Harvest has got off to a slow start in Cumbria. We have been getting a day of dry weather and six days of wet for much of the first three weeks of July, and many parts of Cumbria have had more than 100mm or rain in that time.
People are snatching winter barley when they can. Hopefully by the time this article appears at the end of the month they will be well through it, but the weather forecast does not look that brilliant. Yields so far look respectable, generally between 7.5 and 8.75 tonnes per hectare.
Very little oilseed rape has been cut, but it is safe enough, while wheat is at or near desiccation timing. Some heavier wheat crops are lodging, particularly one or two varieties. That is worth thinking about when choosing what to grow this autumn.
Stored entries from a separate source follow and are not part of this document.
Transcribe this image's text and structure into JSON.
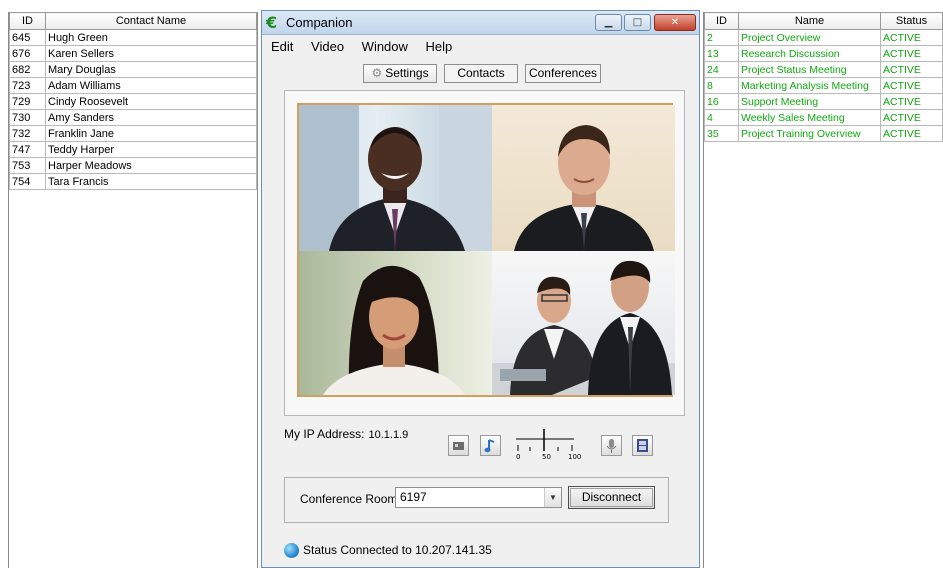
{
  "contacts": {
    "headers": [
      "ID",
      "Contact Name"
    ],
    "rows": [
      [
        "645",
        "Hugh Green"
      ],
      [
        "676",
        "Karen Sellers"
      ],
      [
        "682",
        "Mary Douglas"
      ],
      [
        "723",
        "Adam Williams"
      ],
      [
        "729",
        "Cindy Roosevelt"
      ],
      [
        "730",
        "Amy Sanders"
      ],
      [
        "732",
        "Franklin Jane"
      ],
      [
        "747",
        "Teddy Harper"
      ],
      [
        "753",
        "Harper Meadows"
      ],
      [
        "754",
        "Tara Francis"
      ]
    ]
  },
  "window": {
    "title": "Companion",
    "min_glyph": "▁",
    "max_glyph": "□",
    "close_glyph": "✕"
  },
  "menu": [
    "Edit",
    "Video",
    "Window",
    "Help"
  ],
  "tabs": {
    "settings": "Settings",
    "contacts": "Contacts",
    "conferences": "Conferences"
  },
  "ip": {
    "label": "My IP Address:",
    "value": "10.1.1.9"
  },
  "volume": {
    "ticks": [
      "0",
      "50",
      "100"
    ],
    "level": 0.5
  },
  "conference": {
    "label": "Conference Room",
    "value": "6197",
    "disconnect": "Disconnect"
  },
  "status": {
    "label": "Status",
    "text": "Connected to 10.207.141.35"
  },
  "meetings": {
    "headers": [
      "ID",
      "Name",
      "Status"
    ],
    "rows": [
      [
        "2",
        "Project Overview",
        "ACTIVE"
      ],
      [
        "13",
        "Research Discussion",
        "ACTIVE"
      ],
      [
        "24",
        "Project Status Meeting",
        "ACTIVE"
      ],
      [
        "8",
        "Marketing Analysis Meeting",
        "ACTIVE"
      ],
      [
        "16",
        "Support Meeting",
        "ACTIVE"
      ],
      [
        "4",
        "Weekly Sales Meeting",
        "ACTIVE"
      ],
      [
        "35",
        "Project Training Overview",
        "ACTIVE"
      ]
    ]
  },
  "colors": {
    "active_text": "#10a810",
    "title_bar": "#c1d6ec",
    "close_button": "#c0402a"
  }
}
Conversely, some wheat crops are senescing. This is probably due to the hot, dry spell preceded by the wet autumn, which discouraged crops from putting roots down.
Spring barley on lighter land is full of secondary growth. The drought just about killed it off, then rain encouraged new growth. It will need glyphosate before harvest.
On a brighter note, maize has not suffered at all. Most thrived through the hot dry spell - now we would like a warm and sunny six weeks to set cobs and fill them out.
Poor germination and weed control in fodder beet have been challenges, but all herbicides are now on. Deep-rooted fat hen kept growing in the dry - balancing robust rates of chemistry with emerging beet has not been easy.
Reseeding leys after winter barley has started. Clover and herbal mixtures need to be sown in the next month to take advantage of warmer temperatures.
Cover crops can be sown any time from now on - good establishment will help them soak up residual nutrients and improve soil structure. Tillage radish and black oats work well before an autumn crop, and black oats, phacelia and legumes are a good choice to cover overwintered stubble.
I would also advise growers considering min-tilling or direct drilling winter crops to ensure they are drilling into clean stale seedbeds, and perhaps sooner than they are used to - they will be moving much less soil, therefore mineralising less nitrogen.
Finally, I will be urging all my customers to soil sample fields going into winter crops. We do not want to wait until next spring to find out they are short of lime or nutrients are low, and we can book inputs accordingly to ensure product arrives on farm when needed.